Como dito acima, o TJSP no passado
construiu sólida posição no sentido de que tais créditos devem ser submetidos à
recuperação judicial. E a razão é simples: o §3º do art. 49 da LRF foi pensado
para proteger o credor que recebeu garantia fiduciária diretamente do devedor
em recuperação, e não para criar mais um credor supostamente blindado da
recuperação judicial apenas porque o bem alienado fiduciariamente que garante
seu crédito pertence a terceiro.
A justificativa do STJ, no sentido de
preservar a eficácia da garantia fiduciária e a segurança do sistema de
crédito, não se sustenta. Na verdade, o efeito é justamente o inverso. Isso
porque o credor originário detentor da garantia deverá primeiro excuti-la e se
pagar com o produto da alienação do bem garantido. A consequencia desse
pagamento perante o terceiro garantidor é a sub-rogação deste no crédito, e sua
habilitação na recuperação com um crédito quirografário (diante da utilização
da garantia para pagamento do credor originário). Na prática, essa dinâmica
acaba desprotegendo os credores, que se veem tolhidos de qualquer participação
na recuperação judicial. Explica-se: na grande maioria das vezes a excussão da
garantia fiduciária até a satisfação do credor originário leva mais tempo do
que a negociação e votação de um plano de pagamento aos credores em Assembleia
Geral. Logo, a tendência é a de que a coletividade dos credores aprove um plano
antes que o terceiro garantidor, após se sub-rogar no crédito, possa se
apresentar nos autos e exercer seus direitos de voz e voto em assembleia.

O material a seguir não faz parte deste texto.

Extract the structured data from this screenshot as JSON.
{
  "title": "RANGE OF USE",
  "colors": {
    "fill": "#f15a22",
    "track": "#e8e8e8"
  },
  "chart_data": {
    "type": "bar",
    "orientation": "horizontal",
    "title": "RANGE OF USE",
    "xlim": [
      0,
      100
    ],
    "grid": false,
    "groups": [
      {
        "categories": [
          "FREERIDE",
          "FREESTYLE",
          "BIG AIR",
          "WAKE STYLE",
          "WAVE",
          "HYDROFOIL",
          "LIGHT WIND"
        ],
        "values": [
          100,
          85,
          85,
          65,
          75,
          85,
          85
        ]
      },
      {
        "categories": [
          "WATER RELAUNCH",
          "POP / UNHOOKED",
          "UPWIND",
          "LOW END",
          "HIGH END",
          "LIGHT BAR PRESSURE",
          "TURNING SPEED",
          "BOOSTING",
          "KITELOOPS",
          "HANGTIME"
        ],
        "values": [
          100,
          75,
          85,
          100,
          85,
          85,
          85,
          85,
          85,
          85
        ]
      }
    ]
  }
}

Isso não aconteceria caso os credores
originários já fossem classificados como quirografários na recuperação
judicial, e exercessem seus direitos na construção de um plano coletivo de
pagamento juntamente os com os devedores, num sistema colaborativo sustentado
na teria dos jogos. Ainda que posteriormente tal credor excuta a garantia e se
pague no curso da recuperação, o terceiro garantidor que pagou o crédito se
sub-rogaria num direito de crédito que foi ativamente negociado pelo credor
originário (isso sem considerar a possibilidade de o próprio terceiro
garantidor já participar diretamente da assembleia no lugar do credor
originário, por ser detentor de um crédito existente, ainda que ilíquido, no
momento do ajuizamento, mas essa discussão fica para um futuro artigo).
Ou seja, o resultado prático da aplicação
desse entendimento do STJ é perverso: representa o total alijamento do credor
do esquema recuperacional, e a possibilidade de ser arrastado/dragado pela
vontade de uma maioria, sem poder exercer qualquer direito de voz e voto.

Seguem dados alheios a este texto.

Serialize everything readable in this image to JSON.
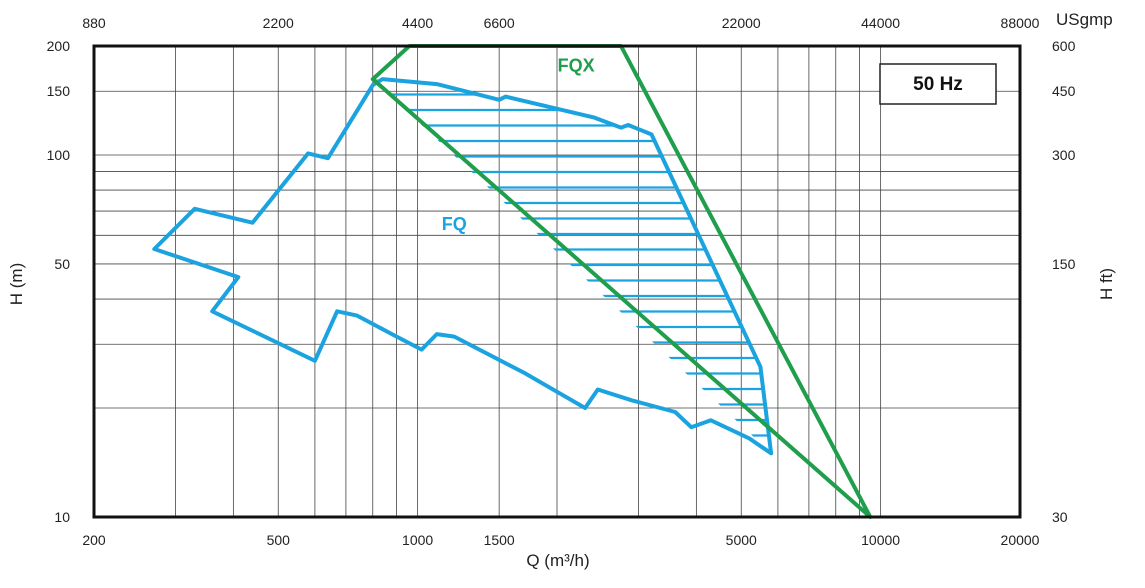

Mais grave: o STJ legitima uma
interpretação expansiva de exceção legal. Ora, se o legislador não distinguiu
expressamente, caberia ao intérprete atuar com cautela, respeitando a
teleologia do instituto. Ao inverter essa lógica, a Corte contribui para enfraquecer
a função social da recuperação e criar insegurança jurídica no sistema.
O discurso da segurança jurídica, da
proteção ao crédito e, especialmente, da salvaguarda do instituto da garantia
fiduciária não pode ser utilizado como cortina de fumaça para desvirtuar os
objetivos da LRF. A concursalidade deveria ser a regra; a extraconcursalidade,
a exceção. Estender privilégios sem previsão normativa é uma hermenêutica
perigosa, que mina a própria credibilidade da recuperação judicial.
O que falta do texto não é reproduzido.